We’ve been seeing a lot of Dr. Sam Turner’s work in the news lately, because the 500 anniversary of Ponce de Leon’s first landing in Florida is fast approaching (just a few more days now!) The latest national media organization to pick up this story is Smithsonian Magazine, whose webpage Smithsonian.com just featured Dr. Turner’s research regarding Ponce de Leon’s voyage of discovery:

And so, on March 27, 1513, the first sighting of Florida by Juan Ponce and his fleet. A continued northward voyage and a bout of bad weather later, Juan Ponce and his crew went ashore on April 3 somewhere north of present-day St. Augustine.
Though Juan Ponce was the first to “officially” discover Florida—the first with approval by the Spanish king for such a quest—says Turner, he was not, of course, the first to actually do so. Slave runners had been traveling around the Bahamas for years.

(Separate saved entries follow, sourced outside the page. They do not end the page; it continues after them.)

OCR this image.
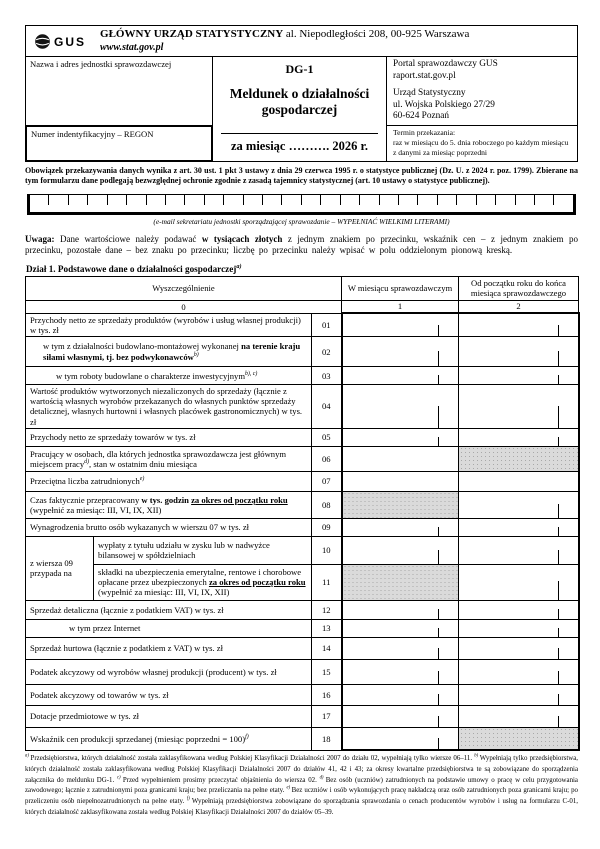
GUS
GŁÓWNY URZĄD STATYSTYCZNY al. Niepodległości 208, 00-925 Warszawa
www.stat.gov.pl
Nazwa i adres jednostki sprawozdawczej
Numer indentyfikacyjny – REGON
DG-1
Meldunek o działalności gospodarczej
za miesiąc ………. 2026 r.
Portal sprawozdawczy GUS
raport.stat.gov.pl
Urząd Statystyczny
ul. Wojska Polskiego 27/29
60-624 Poznań
Termin przekazania:
raz w miesiącu do 5. dnia roboczego po każdym miesiącu z danymi za miesiąc poprzedni
Obowiązek przekazywania danych wynika z art. 30 ust. 1 pkt 3 ustawy z dnia 29 czerwca 1995 r. o statystyce publicznej (Dz. U. z 2024 r. poz. 1799). Zbierane na tym formularzu dane podlegają bezwzględnej ochronie zgodnie z zasadą tajemnicy statystycznej (art. 10 ustawy o statystyce publicznej).
(e-mail sekretariatu jednostki sporządzającej sprawozdanie – WYPEŁNIAĆ WIELKIMI LITERAMI)
Uwaga: Dane wartościowe należy podawać w tysiącach złotych z jednym znakiem po przecinku, wskaźnik cen – z jednym znakiem po przecinku, pozostałe dane – bez znaku po przecinku; liczbę po przecinku należy wpisać w polu oddzielonym pionową kreską.
Dział 1. Podstawowe dane o działalności gospodarczej$^{a)}$
Wyszczególnienie			W miesiącu sprawozdawczym	Od początku roku do końca miesiąca sprawozdawczego
0			1	2
Przychody netto ze sprzedaży produktów (wyrobów i usług własnej produkcji) w tys. zł		01	

w tym z działalności budowlano-montażowej wykonanej na terenie kraju siłami własnymi, tj. bez podwykonawców$^{b)}$		02	

w tym roboty budowlane o charakterze inwestycyjnym$^{b), c)}$		03	

Wartość produktów wytworzonych niezaliczonych do sprzedaży (łącznie z wartością własnych wyrobów przekazanych do własnych punktów sprzedaży detalicznej, własnych hurtowni i własnych placówek gastronomicznych) w tys. zł		04	

Przychody netto ze sprzedaży towarów w tys. zł		05	

Pracujący w osobach, dla których jednostka sprawozdawcza jest głównym miejscem pracy$^{d)}$, stan w ostatnim dniu miesiąca		06		
Przeciętna liczba zatrudnionych$^{e)}$		07		
Czas faktycznie przepracowany w tys. godzin za okres od początku roku (wypełnić za miesiąc: III, VI, IX, XII)		08		

Wynagrodzenia brutto osób wykazanych w wierszu 07 w tys. zł		09	

z wiersza 09 przypada na	wypłaty z tytułu udziału w zysku lub w nadwyżce bilansowej w spółdzielniach	10	

	składki na ubezpieczenia emerytalne, rentowe i chorobowe opłacane przez ubezpieczonych za okres od początku roku (wypełnić za miesiąc: III, VI, IX, XII)	11		

Sprzedaż detaliczna (łącznie z podatkiem VAT) w tys. zł		12	

w tym przez Internet		13	

Sprzedaż hurtowa (łącznie z podatkiem z VAT) w tys. zł		14	

Podatek akcyzowy od wyrobów własnej produkcji (producent) w tys. zł		15	

Podatek akcyzowy od towarów w tys. zł		16	

Dotacje przedmiotowe w tys. zł		17	

Wskaźnik cen produkcji sprzedanej (miesiąc poprzedni = 100)$^{f)}$		18	

$^{a)}$ Przedsiębiorstwa, których działalność została zaklasyfikowana według Polskiej Klasyfikacji Działalności 2007 do działu 02, wypełniają tylko wiersze 06–11. $^{b)}$ Wypełniają tylko przedsiębiorstwa, których działalność została zaklasyfikowana według Polskiej Klasyfikacji Działalności 2007 do działów 41, 42 i 43; za okresy kwartalne przedsiębiorstwa te są zobowiązane do sporządzenia załącznika do meldunku DG-1. $^{c)}$ Przed wypełnieniem prosimy przeczytać objaśnienia do wiersza 02. $^{d)}$ Bez osób (uczniów) zatrudnionych na podstawie umowy o pracę w celu przygotowania zawodowego; łącznie z zatrudnionymi poza granicami kraju; bez przeliczania na pełne etaty. $^{e)}$ Bez uczniów i osób wykonujących pracę nakładczą oraz osób zatrudnionych poza granicami kraju; po przeliczeniu osób niepełnozatrudnionych na pełne etaty. $^{f)}$ Wypełniają przedsiębiorstwa zobowiązane do sporządzania sprawozdania o cenach producentów wyrobów i usług na formularzu C-01, których działalność zaklasyfikowana została według Polskiej Klasyfikacji Działalności 2007 do działów 05–39.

During the course of one of these slaving voyages by a mariner named Diego de Miruelo, a large land to the north had been accidentally discovered when his vessel was driven north in a storm. There he traded with those he encounters but took no captives. Shortly thereafter, slavers went directly to this new land in search of slaves. Thus the initial discovery in the north became common knowledge that ultimately led to Juan Ponce’s licensed voyage of discovery in 1513.